Cil 2006 – Future of Catalogs

Roy Tennant, California Digital Library
Andrew Pace, North carolina State University (NCSU)

Packed house which was to be expected. It’s like E.F. Hutton when Roy and Andrew speak. (Do you remember that commercial?) And on top of that, everyone has an interest in OPACs – reference librarians, access services librarians, catalog librarians, etc. Lots of energy and opinions in the room.

Roy Tennant
Hoping to kill off the word OPAC. It harkens back to public access as an afterthought.

What catalogs do well:
(I’m just talking about a finding tool)
1. Inventory control
2. Known item searching
3. Location searching(within four walls)

What they don’t do well:
1. Any search beyond known item
2. Searching anything beyond books
3. Displaying results by logical groupings(FRBR) – show complextiy when needed
4. No faceted browsing
5. Relevance Ranking
6. No recommendation services

How did we get here?
Automation began in back room – let’s automate circulation
Moved into public areas as afterthought
Optimized for our own needs

Key Problems:
-conflated management with discovery purposes
-created stovepipe systems (data goes in, but hard to get out)
-abdicataed responsibility to vendors (disempowered)
-slow to expoit new oppostuinities
-collaboration on building software between libaries

Assertions:
-library catalog is finding tool among many
-acknowledege limitations of catalog
-users may want to broaden search outside of library collection

Future of catalogs:
-one system among many (interoperable)
-function well alone
-refocused on local inventory (limit to what is in your building)
-It will not be the central search tool for library

Signs of life:
Bibliographic Services Task Force (UC)
LOC – Changing nature of catalog and integrations with other discovery tools
Open Source PINES consortion – demo.gapines.org
RedLightGreen – redlightgreen.com (concepts of FRBR, subjects displayed with first search result)
OCLC Research – Curioser (drill down by publisher, language, date, type)
UC San Marcos – MetaLIB – books by availability (no time limit, 24 hours, 5 to 10 days)

Andrew Pace
NCSU Libraries Catalog

State of catalogs – obsessed with authority searching
NextGen OPAC – visual search, clustered search
NCSU Search results “narrow by” shown on left (Topic, Genre, Format, Language, Region)
*each user link begins to drill down – introducing complexity at the point of need

Pursuit of Features:
-Speed
-Relevance Ranking
-Faceted Browsing
-spell checking
-Automatic stemming (child brings up children)

Purchase Decision:
-Authority infrastructure underutilized
-lots of broad topical keywords

Technical Overview:
-Endecan ProFind co-exists wiht Sirsi Dynix Unicorn ILS and Web2 online catalog
-Endeca indexes MARC records from Unicorn
-Endeca ProFind software
-Full details at http://www.lib.ncsu.edu/news/libraries.php?p=1998&more=1&c=1&tb=1&pb=1

Did someone say MARC is dead?
-Endeca likes flat file for ingest

Yes, flat files with limited to needed fields. I think it’s great that they are re-thinking MARC. It really opens up some opportunities to repurpose our data.

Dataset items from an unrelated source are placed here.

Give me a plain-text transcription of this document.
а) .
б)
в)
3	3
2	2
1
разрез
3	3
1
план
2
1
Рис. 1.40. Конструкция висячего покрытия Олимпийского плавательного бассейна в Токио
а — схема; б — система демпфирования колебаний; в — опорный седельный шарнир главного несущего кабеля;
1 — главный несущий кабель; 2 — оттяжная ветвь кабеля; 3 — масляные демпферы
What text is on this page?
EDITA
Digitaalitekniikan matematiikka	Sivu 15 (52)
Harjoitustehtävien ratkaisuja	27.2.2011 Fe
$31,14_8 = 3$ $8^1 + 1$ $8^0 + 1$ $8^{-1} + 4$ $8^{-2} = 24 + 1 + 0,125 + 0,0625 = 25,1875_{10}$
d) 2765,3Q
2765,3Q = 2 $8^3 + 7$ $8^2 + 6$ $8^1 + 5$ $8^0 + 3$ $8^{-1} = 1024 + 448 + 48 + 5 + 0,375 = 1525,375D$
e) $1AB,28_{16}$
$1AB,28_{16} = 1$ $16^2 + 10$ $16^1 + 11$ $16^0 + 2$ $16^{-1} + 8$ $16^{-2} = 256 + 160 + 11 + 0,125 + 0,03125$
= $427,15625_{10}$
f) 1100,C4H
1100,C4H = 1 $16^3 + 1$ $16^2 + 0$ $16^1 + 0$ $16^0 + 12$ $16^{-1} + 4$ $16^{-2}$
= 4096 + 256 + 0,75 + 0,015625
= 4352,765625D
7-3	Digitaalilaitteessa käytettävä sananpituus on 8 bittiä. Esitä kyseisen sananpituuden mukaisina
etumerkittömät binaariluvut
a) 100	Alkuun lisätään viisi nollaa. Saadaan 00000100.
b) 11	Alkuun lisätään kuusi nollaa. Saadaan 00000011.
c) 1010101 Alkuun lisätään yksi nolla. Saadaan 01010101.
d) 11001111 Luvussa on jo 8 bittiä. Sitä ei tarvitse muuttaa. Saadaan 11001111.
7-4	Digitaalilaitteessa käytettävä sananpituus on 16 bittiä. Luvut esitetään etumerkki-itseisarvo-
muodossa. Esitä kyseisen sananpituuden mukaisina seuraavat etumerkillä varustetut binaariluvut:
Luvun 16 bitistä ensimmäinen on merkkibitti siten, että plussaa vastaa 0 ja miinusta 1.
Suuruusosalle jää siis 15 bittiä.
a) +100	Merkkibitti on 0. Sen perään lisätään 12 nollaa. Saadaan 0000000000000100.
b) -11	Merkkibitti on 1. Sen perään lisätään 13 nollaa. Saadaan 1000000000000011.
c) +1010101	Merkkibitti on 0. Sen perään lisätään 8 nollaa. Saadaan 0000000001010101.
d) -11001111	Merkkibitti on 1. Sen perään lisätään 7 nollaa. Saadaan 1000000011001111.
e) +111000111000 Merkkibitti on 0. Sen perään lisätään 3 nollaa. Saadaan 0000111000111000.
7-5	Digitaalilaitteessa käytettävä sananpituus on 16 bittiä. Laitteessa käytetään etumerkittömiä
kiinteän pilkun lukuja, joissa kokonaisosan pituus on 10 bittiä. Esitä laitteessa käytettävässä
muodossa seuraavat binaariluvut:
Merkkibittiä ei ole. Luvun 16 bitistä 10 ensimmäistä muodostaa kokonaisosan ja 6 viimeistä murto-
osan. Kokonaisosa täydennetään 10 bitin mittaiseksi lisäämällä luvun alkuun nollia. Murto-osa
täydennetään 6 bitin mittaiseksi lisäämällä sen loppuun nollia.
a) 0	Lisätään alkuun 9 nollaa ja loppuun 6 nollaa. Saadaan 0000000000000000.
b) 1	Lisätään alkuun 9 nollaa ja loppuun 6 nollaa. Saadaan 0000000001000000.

Endeca Catalog search (http://www.lib.ncsu.edu/catalog/)
3 search tabs, default to keyword
10 dimensions of MARC data

Challenges:
-Using LCSH like it’s never been used before
-Using LC classification
-Integration with Web2 (the NCSU web
-Creating featuritis (scoping project)

Usabilty Testing:
-around 150,000 searches, a large test group
-most used dimension is LC classification, next used dimension is subject:topic

Future Plans:
-FRBR-ized display
-Patron generated taxonomy?
-Death of authority searching

Andrew mentioned that we need to find a way to get our ILS, ERM, open web, repositiories to play together – this is just a start…

And I have to quote one of his closing lines: “And nobody in that vendor hall can sell you a product that will allow you to get your ILS, ERM, open web, repositiories to play together.” Amen.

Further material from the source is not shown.